11 different types of computer cookies

There are different types of computer cookies each tasked with a responsibility to track certain aspects of you or your online behavior. Some cookies are necessary for websites to load properly, whereas others are purely for marketing purposes.

Knowing the difference can help you choose which cookies you would like to allow the next time you visit a website asking for your cookie preferences.

1. Magic cookies

Magic cookies were originally used by Unix programmers to authenticate and track users in a system. Magic cookies are data tokens that allow servers and web browsers to communicate.

HTTP cookies are a type of magic cookie used by websites to store information. The data stored in magic cookies are encrypted and, under normal circumstances, only the server that created the cookie can read the data.

2. HTTP cookies

HTTP cookies are the internet version of magic cookies. They were specifically designed for the web, and this is where all modern cookies are derived from. Lou Montulli invented the HTTP cookies in 1994 to help websites remember the users visiting them and lessen the burden on web servers.

3. First-party cookies

First-party cookies are from websites you directly visit in your browser and are used to improve your online user experience.
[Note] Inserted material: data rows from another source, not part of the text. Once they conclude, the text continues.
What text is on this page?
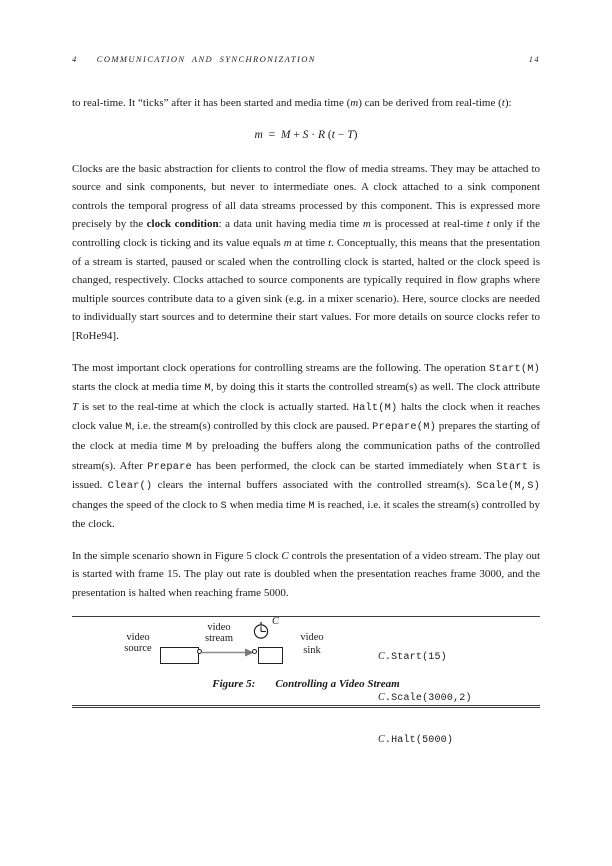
4 COMMUNICATION AND SYNCHRONIZATION	14

to real-time. It “ticks” after it has been started and media time (m) can be derived from real-time (t):

m = M + S · R (t − T)

Clocks are the basic abstraction for clients to control the flow of media streams. They may be attached to source and sink components, but never to intermediate ones. A clock attached to a sink component controls the temporal progress of all data streams processed by this component. This is expressed more precisely by the clock condition: a data unit having media time m is processed at real-time t only if the controlling clock is ticking and its value equals m at time t. Conceptually, this means that the presentation of a stream is started, paused or scaled when the controlling clock is started, halted or the clock speed is changed, respectively. Clocks attached to source components are typically required in flow graphs where multiple sources contribute data to a given sink (e.g. in a mixer scenario). Here, source clocks are needed to individually start sources and to determine their start values. For more details on source clocks refer to [RoHe94].

The most important clock operations for controlling streams are the following. The operation Start(M) starts the clock at media time M, by doing this it starts the controlled stream(s) as well. The clock attribute T is set to the real-time at which the clock is actually started. Halt(M) halts the clock when it reaches clock value M, i.e. the stream(s) controlled by this clock are paused. Prepare(M) prepares the starting of the clock at media time M by preloading the buffers along the communication paths of the controlled stream(s). After Prepare has been performed, the clock can be started immediately when Start is issued. Clear() clears the internal buffers associated with the controlled stream(s). Scale(M,S) changes the speed of the clock to S when media time M is reached, i.e. it scales the stream(s) controlled by the clock.

In the simple scenario shown in Figure 5 clock C controls the presentation of a video stream. The play out is started with frame 15. The play out rate is doubled when the presentation reaches frame 3000, and the presentation is halted when reaching frame 5000.

video
source
video
stream
C
video
sink

	C.Start(15)

C.Scale(3000,2)

C.Halt(5000)

Figure 5: Controlling a Video Stream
They often store information relevant to the website such as what you’ve viewed in the past or your settings preferences.
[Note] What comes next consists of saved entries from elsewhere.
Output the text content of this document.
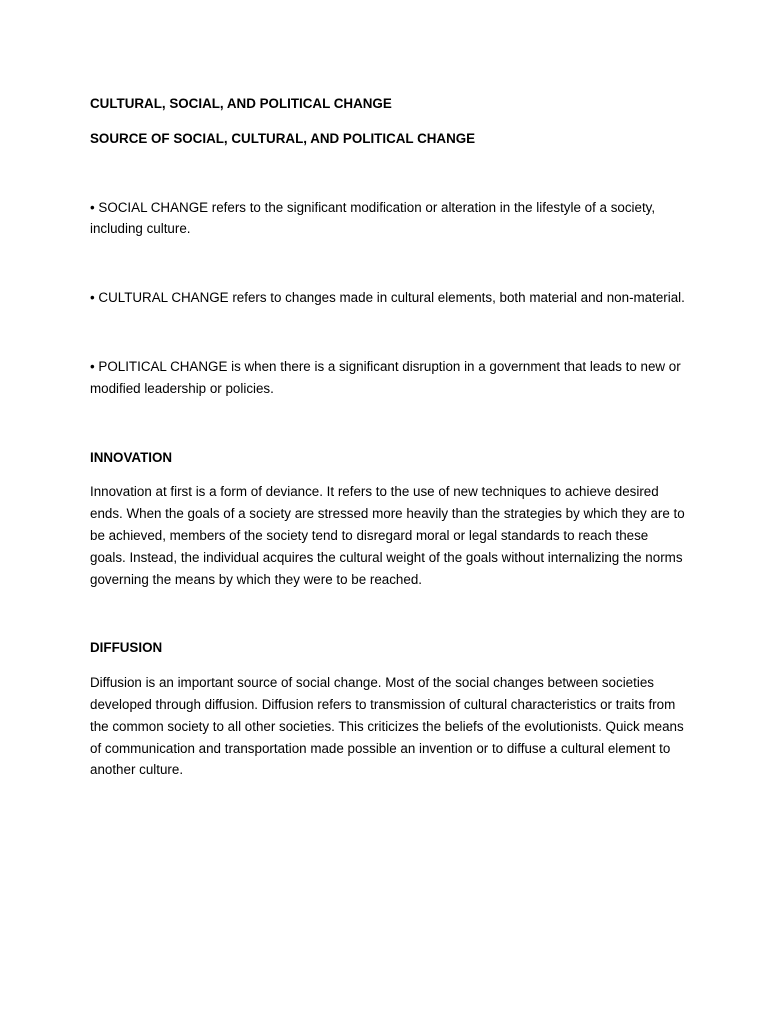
CULTURAL, SOCIAL, AND POLITICAL CHANGE

SOURCE OF SOCIAL, CULTURAL, AND POLITICAL CHANGE

• SOCIAL CHANGE refers to the significant modification or alteration in the lifestyle of a society, including culture.

• CULTURAL CHANGE refers to changes made in cultural elements, both material and non-material.

• POLITICAL CHANGE is when there is a significant disruption in a government that leads to new or modified leadership or policies.

INNOVATION

Innovation at first is a form of deviance. It refers to the use of new techniques to achieve desired ends. When the goals of a society are stressed more heavily than the strategies by which they are to be achieved, members of the society tend to disregard moral or legal standards to reach these goals. Instead, the individual acquires the cultural weight of the goals without internalizing the norms governing the means by which they were to be reached.

DIFFUSION

Diffusion is an important source of social change. Most of the social changes between societies developed through diffusion. Diffusion refers to transmission of cultural characteristics or traits from the common society to all other societies. This criticizes the beliefs of the evolutionists. Quick means of communication and transportation made possible an invention or to diffuse a cultural element to another culture.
As long as you are visiting authentic and reputable websites, first-party cookies are usually harmless and make it easier to browse your favorite websites.

4. Third-party cookies

Third-party cookies are probably the most controversial type of cookie in terms of data privacy. They usually track your behavior for advertising purposes and aren’t a direct part of the websites you visit. Instead, they’re usually embedded in ads, videos, or web banners. Even a Facebook “like” button uses third-party cookies.

5. Zombie cookies

Also known as supercookies, zombie cookies are a type of third-party cookie. However, they aren’t stored in the same place as regular cookies. So even if a person deletes cookies, zombie cookies will rise from the dead and reinstall themselves. They have gained a reputation for being notoriously difficult to remove.

6. Session cookies

Session cookies work by storing information while you’re browsing a website. This means it won’t have to reauthenticate you for every web page you visit. Once you exit, your browser deletes all session cookies.
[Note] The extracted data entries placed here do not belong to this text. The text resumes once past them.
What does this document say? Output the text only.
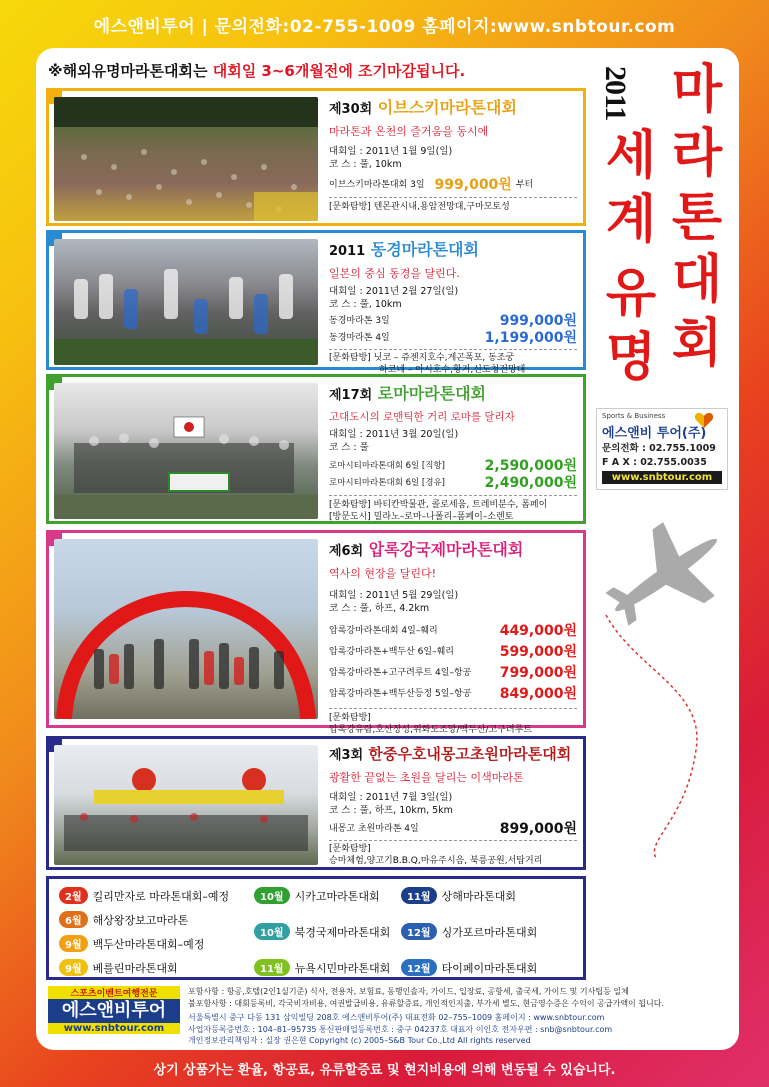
에스앤비투어 | 문의전화:02-755-1009 홈페이지:www.snbtour.com
※해외유명마라톤대회는 대회일 3~6개월전에 조기마감됩니다.	2011 마
라
톤
세
계
유
명
대
회
Sports & Business
에스앤비 투어(주)
문의전화 : 02.755.1009
F A X : 02.755.0035
www.snbtour.com
제30회 이브스키마라톤대회
마라톤과 온천의 즐거움을 동시에
대회일 : 2011년 1월 9일(일)
코 스 : 풀, 10km
이브스키마라톤대회 3일 999,000원 부터
[문화탐방] 텐몬관시내,용암전망대,구마모토성
2011 동경마라톤대회
일본의 중심 동경을 달린다.
대회일 : 2011년 2월 27일(일)
코 스 : 풀, 10km
동경마라톤 3일	999,000원
동경마라톤 4일	1,199,000원
[문화탐방] 닛코 – 쥬젠지호수,게곤폭포, 동조궁
하코네 – 아시호수,황거,신도청전망대
제17회 로마마라톤대회
고대도시의 로맨틱한 거리 로마를 달리자
대회일 : 2011년 3월 20일(일)
코 스 : 풀
로마시티마라톤대회 6일 [직항]	2,590,000원
로마시티마라톤대회 6일 [경유]	2,490,000원
[문화탐방] 바티칸박물관, 콜로세움, 트레비분수, 폼페이
[방문도시] 밀라노–로마–나폴리–폼페이–소렌토
제6회 압록강국제마라톤대회
역사의 현장을 달린다!
대회일 : 2011년 5월 29일(일)
코 스 : 풀, 하프, 4.2km
압록강마라톤대회 4일–훼리	449,000원
압록강마라톤+백두산 6일–훼리	599,000원
압록강마라톤+고구려루트 4일–항공 799,000원
압록강마라톤+백두산등정 5일–항공 849,000원
[문화탐방]
압록강유람,호산장성,위화도조망/백두산/고구려루트
제3회 한중우호내몽고초원마라톤대회
광활한 끝없는 초원을 달리는 이색마라톤
대회일 : 2011년 7월 3일(일)
코 스 : 풀, 하프, 10km, 5km
내몽고 초원마라톤 4일	899,000원
[문화탐방]
승마체험,양고기B.B.Q,마유주시음, 북릉공원,서탑거리
2월	킬리만자로 마라톤대회–예정
6월	해상왕장보고마라톤
9월	백두산마라톤대회–예정
9월	베를린마라톤대회
10월	시카고마라톤대회
10월	북경국제마라톤대회
11월	뉴욕시민마라톤대회
11월	상해마라톤대회
12월	싱가포르마라톤대회
12월	타이페이마라톤대회
스포츠이벤트여행전문
에스앤비투어
www.snbtour.com
포함사항 : 항공,호텔(2인1실기준) 식사, 전용차, 보험료, 동행인솔자, 가이드, 입장료, 공항세, 출국세, 가이드 및 기사팁등 일체
불포함사항 : 대회등록비, 각국비자비용, 여권발급비용, 유류할증료, 개인적인지출, 부가세 별도, 현금영수증은 수익이 공급가액이 됩니다.
서울특별시 중구 다동 131 삼익빌딩 208호 에스앤비투어(주) 대표전화 02–755–1009 홈페이지 : www.snbtour.com
사업자등록증번호 : 104–81–95735 통신판매업등록번호 : 중구 04237호 대표자 이인호 전자우편 : snb@snbtour.com
개인정보관리책임자 : 실장 권은현 Copyright (c) 2005–S&B Tour Co.,Ltd All rights reserved
상기 상품가는 환율, 항공료, 유류할증료 및 현지비용에 의해 변동될 수 있습니다.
Session cookies enable you to add an item to your shopping cart, browse multiple other pages, and then still keep track of your item in your cart. These are one of the most common types of cookies.

7. Persistent cookies

Persistent cookies are used to track and collect information about you. This particular cookie enables websites to remember if you’re logged in and under what account. It’s also used to build a profile on your search history, so websites can recommend products, services, or content relevant to you. Most of these cookies usually have an expiration date. Persistent cookies are also a common type of cookie.

8. Essential cookies

You’re probably familiar with the banner or pop-up asking you for your cookie preferences for a website. Essential cookies are frequently an option to run only cookies necessary to run the website or for services you have requested (such as remembering your login credentials). This means you remove third-party cookies from your website experience.

9. Performance cookies

As the name suggests, performance cookies track your online movements and that data is used to improve the website. They measure analytics like how many times you visited a page, how much time you spent on a page, or when you left the website. This is often a first-party cookie, but many websites use a third party to track these analytics.

10. Functionality cookies

Functionality cookies allow you to use the fundamental features of a website. This could be anything from your language preference to displaying local news stories. They typically enhance a website’s performance and functionality. Some site features may not be available without functional cookies.

11. Advertising cookies

Third-party persistent cookies are often used for advertising purposes. Advertising cookies (also called targeting cookies) build a profile on you based on your interests, search history, and items you view. They then share that information with other websites, so they can advertise relevant products and services to you.

For example, maybe you searched for gym shoes recently. Don’t be too surprised later when you see an ad on social media for gym shoes or relevant items such as socks.